Adaptive identification of underwater acoustic parametric array system based on FLANN
摘要
Accurate modeling of higher-order harmonics is crucial for optimizing the performance of underwater acoustic parametric arrays, yet traditional adaptive identification methods often fail to effectively capture these components under low-order kernel functions. To address this challenge, we propose an innovative adaptive filtering framework based on Function-Link Artificial Neural Networks (FLANN) employing trigonometric expansion, supported by square-root amplitude modulation. Specifically, we introduce two novel models: the Audio-to-Audio Trigonometric Filter (A2TF) and the Ultrasound-to-Ultrasound Trigonometric Filter (U2TF).
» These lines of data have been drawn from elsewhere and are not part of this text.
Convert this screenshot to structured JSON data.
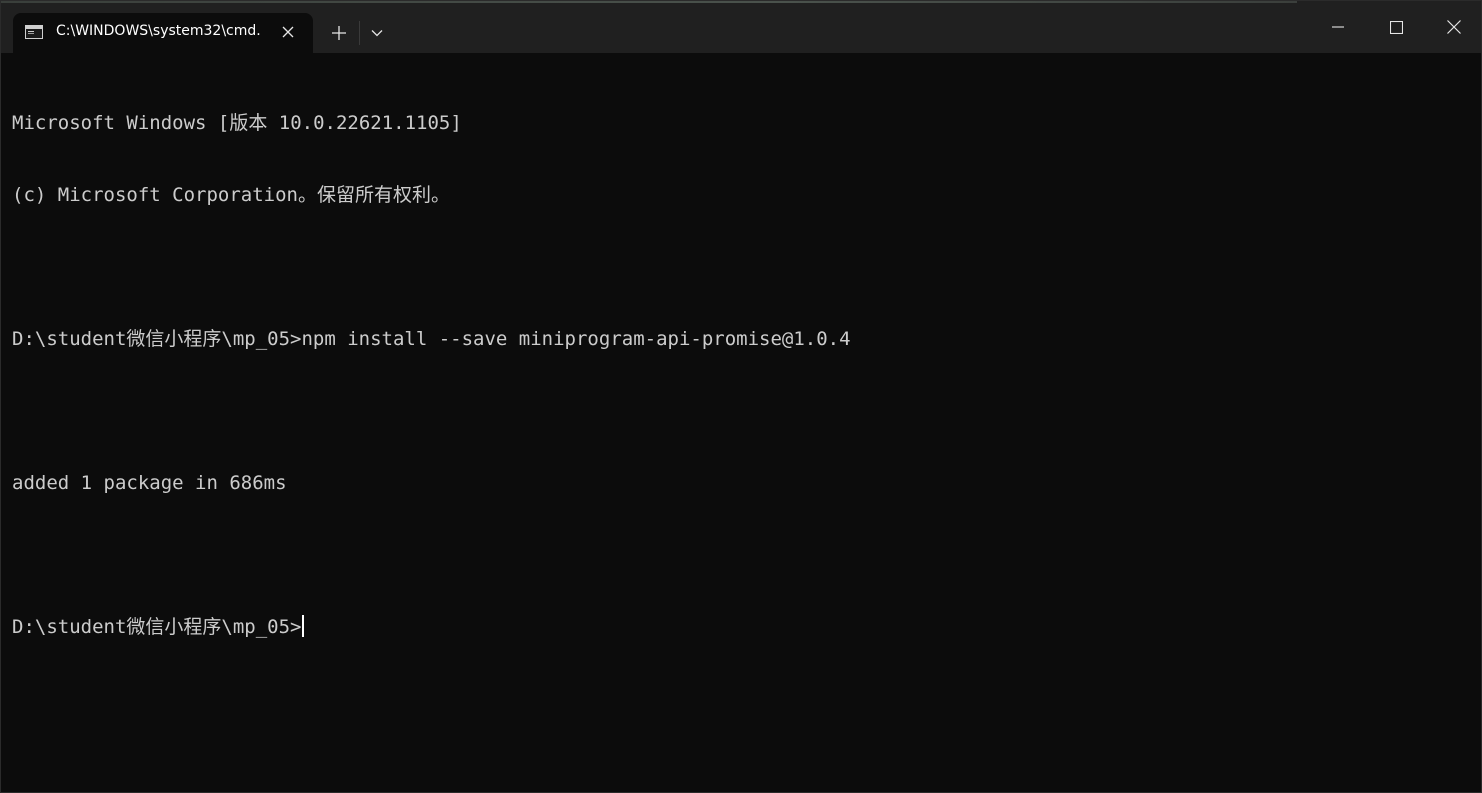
{
  "window": {
    "tab_title": "C:\\WINDOWS\\system32\\cmd.",
    "tab_icon": "terminal-icon",
    "new_tab_icon": "plus-icon",
    "dropdown_icon": "chevron-down-icon",
    "close_tab_icon": "close-icon"
  },
  "controls": {
    "minimize_icon": "minimize-icon",
    "maximize_icon": "maximize-icon",
    "close_icon": "close-icon"
  },
  "terminal": {
    "lines": [
      "Microsoft Windows [版本 10.0.22621.1105]",
      "(c) Microsoft Corporation。保留所有权利。",
      "",
      "D:\\student微信小程序\\mp_05>npm install --save miniprogram-api-promise@1.0.4",
      "",
      "added 1 package in 686ms",
      "",
      "D:\\student微信小程序\\mp_05>"
    ]
  },
  "colors": {
    "background": "#0c0c0c",
    "titlebar": "#202020",
    "text": "#cccccc"
  }
}
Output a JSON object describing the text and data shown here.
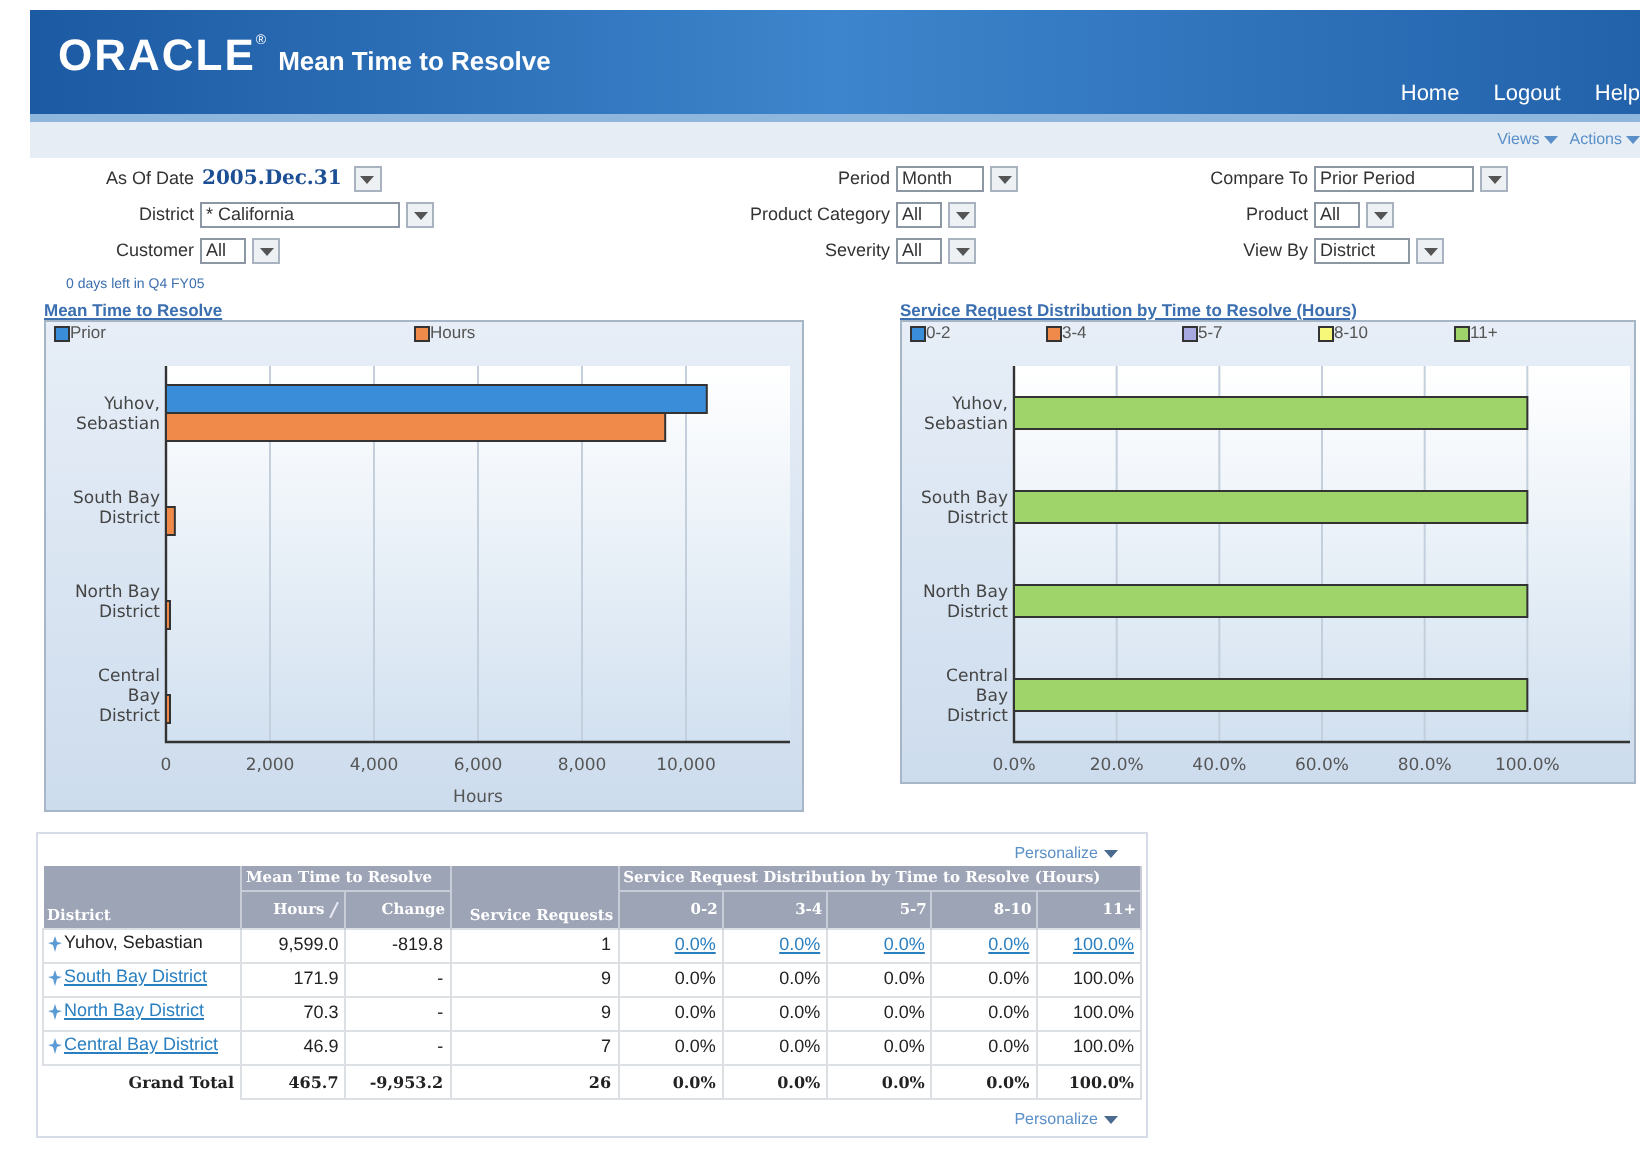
{
  "header": {
    "logo": "ORACLE",
    "logo_mark": "®",
    "title": "Mean Time to Resolve",
    "nav": [
      "Home",
      "Logout",
      "Help"
    ]
  },
  "toolbar": [
    {
      "label": "Views"
    },
    {
      "label": "Actions"
    }
  ],
  "parameters": [
    {
      "label": "As Of Date",
      "value": "2005.Dec.31",
      "kind": "date"
    },
    {
      "label": "Period",
      "value": "Month",
      "kind": "select"
    },
    {
      "label": "Compare To",
      "value": "Prior Period",
      "kind": "select"
    },
    {
      "label": "District",
      "value": "* California",
      "kind": "select"
    },
    {
      "label": "Product Category",
      "value": "All",
      "kind": "select"
    },
    {
      "label": "Product",
      "value": "All",
      "kind": "select"
    },
    {
      "label": "Customer",
      "value": "All",
      "kind": "select"
    },
    {
      "label": "Severity",
      "value": "All",
      "kind": "select"
    },
    {
      "label": "View By",
      "value": "District",
      "kind": "select"
    }
  ],
  "note": "0 days left in Q4 FY05",
  "charts": [
    {
      "chart_data": {
        "type": "bar",
        "orientation": "horizontal",
        "title": "Mean Time to Resolve",
        "xlabel": "Hours",
        "categories": [
          "Yuhov, Sebastian",
          "South Bay District",
          "North Bay District",
          "Central Bay District"
        ],
        "series": [
          {
            "name": "Prior",
            "color": "#3a8dd8",
            "values": [
              10400,
              null,
              null,
              null
            ]
          },
          {
            "name": "Hours",
            "color": "#f08a4b",
            "values": [
              9600,
              170,
              70,
              50
            ]
          }
        ],
        "grid": true,
        "legend": "top",
        "xlim": [
          0,
          12000
        ],
        "xticks": [
          {
            "value": 0,
            "label": "0"
          },
          {
            "value": 2000,
            "label": "2,000"
          },
          {
            "value": 4000,
            "label": "4,000"
          },
          {
            "value": 6000,
            "label": "6,000"
          },
          {
            "value": 8000,
            "label": "8,000"
          },
          {
            "value": 10000,
            "label": "10,000"
          }
        ]
      }
    },
    {
      "chart_data": {
        "type": "bar",
        "orientation": "horizontal",
        "stacked": true,
        "title": "Service Request Distribution by Time to Resolve (Hours)",
        "categories": [
          "Yuhov, Sebastian",
          "South Bay District",
          "North Bay District",
          "Central Bay District"
        ],
        "series": [
          {
            "name": "0-2",
            "color": "#3a8dd8",
            "values": [
              0,
              0,
              0,
              0
            ]
          },
          {
            "name": "3-4",
            "color": "#f08a4b",
            "values": [
              0,
              0,
              0,
              0
            ]
          },
          {
            "name": "5-7",
            "color": "#a9a9e2",
            "values": [
              0,
              0,
              0,
              0
            ]
          },
          {
            "name": "8-10",
            "color": "#f7f77a",
            "values": [
              0,
              0,
              0,
              0
            ]
          },
          {
            "name": "11+",
            "color": "#9ed46a",
            "values": [
              100,
              100,
              100,
              100
            ]
          }
        ],
        "grid": true,
        "legend": "top",
        "xlim": [
          0,
          120
        ],
        "xticks": [
          {
            "value": 0,
            "label": "0.0%"
          },
          {
            "value": 20,
            "label": "20.0%"
          },
          {
            "value": 40,
            "label": "40.0%"
          },
          {
            "value": 60,
            "label": "60.0%"
          },
          {
            "value": 80,
            "label": "80.0%"
          },
          {
            "value": 100,
            "label": "100.0%"
          }
        ]
      }
    }
  ],
  "table": {
    "personalize": [
      "Personalize",
      "Personalize"
    ],
    "columns": [
      {
        "kind": "single",
        "label": "District"
      },
      {
        "kind": "group",
        "label": "Mean Time to Resolve",
        "columns": [
          {
            "label": "Hours",
            "sorted": true
          },
          {
            "label": "Change",
            "sorted": false
          }
        ]
      },
      {
        "kind": "single",
        "label": "Service Requests"
      },
      {
        "kind": "group",
        "label": "Service Request Distribution by Time to Resolve (Hours)",
        "columns": [
          {
            "label": "0-2",
            "sorted": false
          },
          {
            "label": "3-4",
            "sorted": false
          },
          {
            "label": "5-7",
            "sorted": false
          },
          {
            "label": "8-10",
            "sorted": false
          },
          {
            "label": "11+",
            "sorted": false
          }
        ]
      }
    ],
    "rows": [
      {
        "kind": "member",
        "district": "Yuhov, Sebastian",
        "linked": false,
        "values": [
          "9,599.0",
          "-819.8",
          "1"
        ],
        "dist": [
          "0.0%",
          "0.0%",
          "0.0%",
          "0.0%",
          "100.0%"
        ],
        "dist_linked": true
      },
      {
        "kind": "member",
        "district": "South Bay District",
        "linked": true,
        "values": [
          "171.9",
          "-",
          "9"
        ],
        "dist": [
          "0.0%",
          "0.0%",
          "0.0%",
          "0.0%",
          "100.0%"
        ],
        "dist_linked": false
      },
      {
        "kind": "member",
        "district": "North Bay District",
        "linked": true,
        "values": [
          "70.3",
          "-",
          "9"
        ],
        "dist": [
          "0.0%",
          "0.0%",
          "0.0%",
          "0.0%",
          "100.0%"
        ],
        "dist_linked": false
      },
      {
        "kind": "member",
        "district": "Central Bay District",
        "linked": true,
        "values": [
          "46.9",
          "-",
          "7"
        ],
        "dist": [
          "0.0%",
          "0.0%",
          "0.0%",
          "0.0%",
          "100.0%"
        ],
        "dist_linked": false
      },
      {
        "kind": "total",
        "district": "Grand Total",
        "linked": false,
        "values": [
          "465.7",
          "-9,953.2",
          "26"
        ],
        "dist": [
          "0.0%",
          "0.0%",
          "0.0%",
          "0.0%",
          "100.0%"
        ],
        "dist_linked": false
      }
    ]
  }
}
Theoretical and simulation analysis, along with tank and lake experiments demonstrate that the A2TF model achieves comparable modeling accuracy for lower-order harmonics as the traditional A2 One-Dimensional Volterra Filter (A2ODVF), while significantly enhancing the fitting capability for higher-order harmonics. Furthermore, the U2TF model exhibits superior performance in scenarios characterized by severe original wave distortion, yielding notably lower steady-state errors compared to the U2 One-Dimensional Volterra Filter (U2ODVF). This research advances the field by providing a robust and efficient technical solution for adaptive modeling of propagation paths in underwater acoustic parametric arrays, offering both theoretical insights and practical applicability.